1. Apelação cível interposta contra sentença proferida pelo Juízo da 7ª Vara Cível de Palmas - TO, que extinguiu o processo, sem resolução de mérito, com base no art. 290 do CPC, em razão da não complementação das custas processuais. O apelante sustenta que não foi intimado para a complementação das custas e requerem a anulação da sentença, com retorno dos autos à origem.
2. A questão em discussão consiste em definir se, havendo recolhimento parcial das custas iniciais, é necessária a intimação pessoal da parte autora para complementação antes da extinção do processo e cancelamento da distribuição, nos termos do artigo 290 do CPC.
3. O art. 290 do CPC prevê o cancelamento da distribuição caso não haja pagamento das custas iniciais no prazo de 15 dias após a intimação do advogado, mas essa regra se aplica apenas às hipóteses de ausência total de recolhimento.

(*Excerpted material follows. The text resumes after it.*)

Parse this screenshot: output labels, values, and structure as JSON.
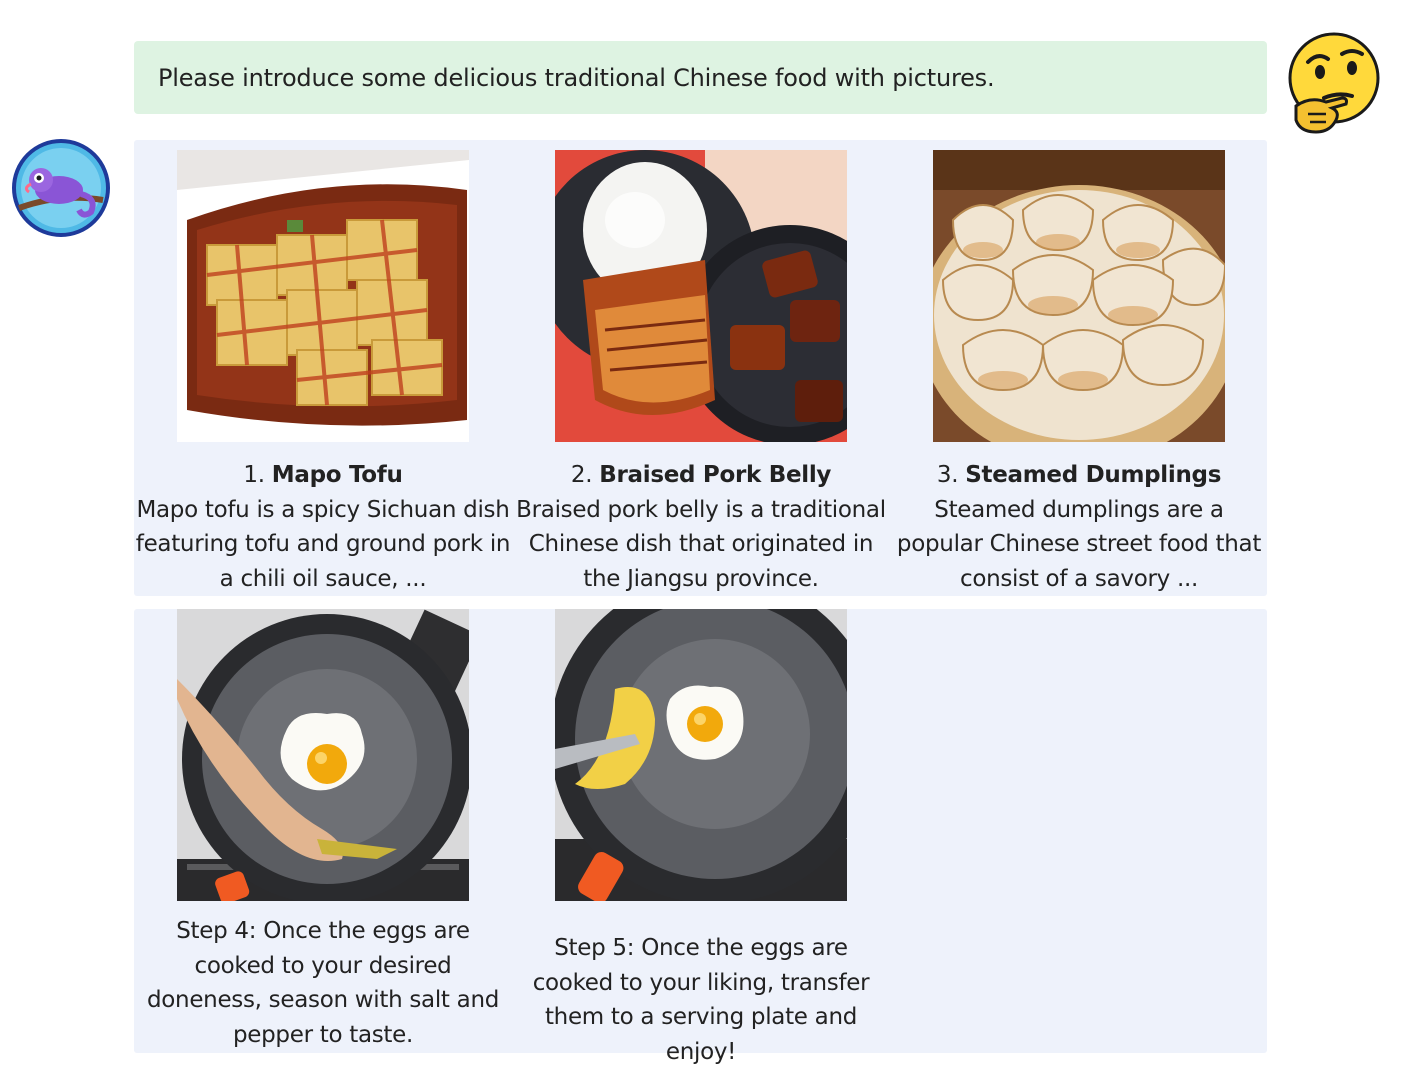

4. O Superior Tribunal de Justiça possui entendimento consolidado no sentido de que, em casos de recolhimento parcial das custas iniciais, é obrigatória a intimação pessoal da parte para complementação do valor devido.
5. A jurisprudência do STJ, inclusive em julgados recentes, estabelece que o cancelamento da distribuição e a extinção do processo, nessas hipóteses, sem a intimação pessoal da parte, caracterizam nulidade processual.
6. No caso concreto, após a revogação da gratuidade da justiça, os autores recolheram parcialmente as custas, mas não foram pessoalmente intimados para complementação, configurando violação ao devido processo legal.
7. Diante da ausência de intimação pessoal, impõe-se a desconstituição da sentença extintiva, a fim de que os autos retornem à origem para regular prosseguimento com a intimação pessoal dos autores.
8. Recurso conhecido e provido.
Consta dos autos a interposição de Recurso Especial no Evento 21, devidamente instruído com as razões recursais, seguindo-se a apresentação de contrarrazões no Evento 29.
Nas razões recursais, o recorrente sustenta violação aos artigos 290 e 1.007 do Código de Processo Civil. O argumento central é que o Tribunal de origem teria cometido error in judicando ao aplicar a regra referente às custas iniciais (art. 290 do CPC), que exigiria intimação pessoal da parte para complementação, a uma hipótese que, segundo o recorrente, tratava de insuficiência de preparo recursal, a qual deveria ser regida pelo art. 1.007 do CPC, que prevê a intimação na pessoa do advogado. Alega que a confusão entre os institutos gerou insegurança jurídica e ofendeu o devido processo legal, requerendo a reforma do acórdão para restabelecer a decisão de primeiro grau que teria julgado o recurso deserto.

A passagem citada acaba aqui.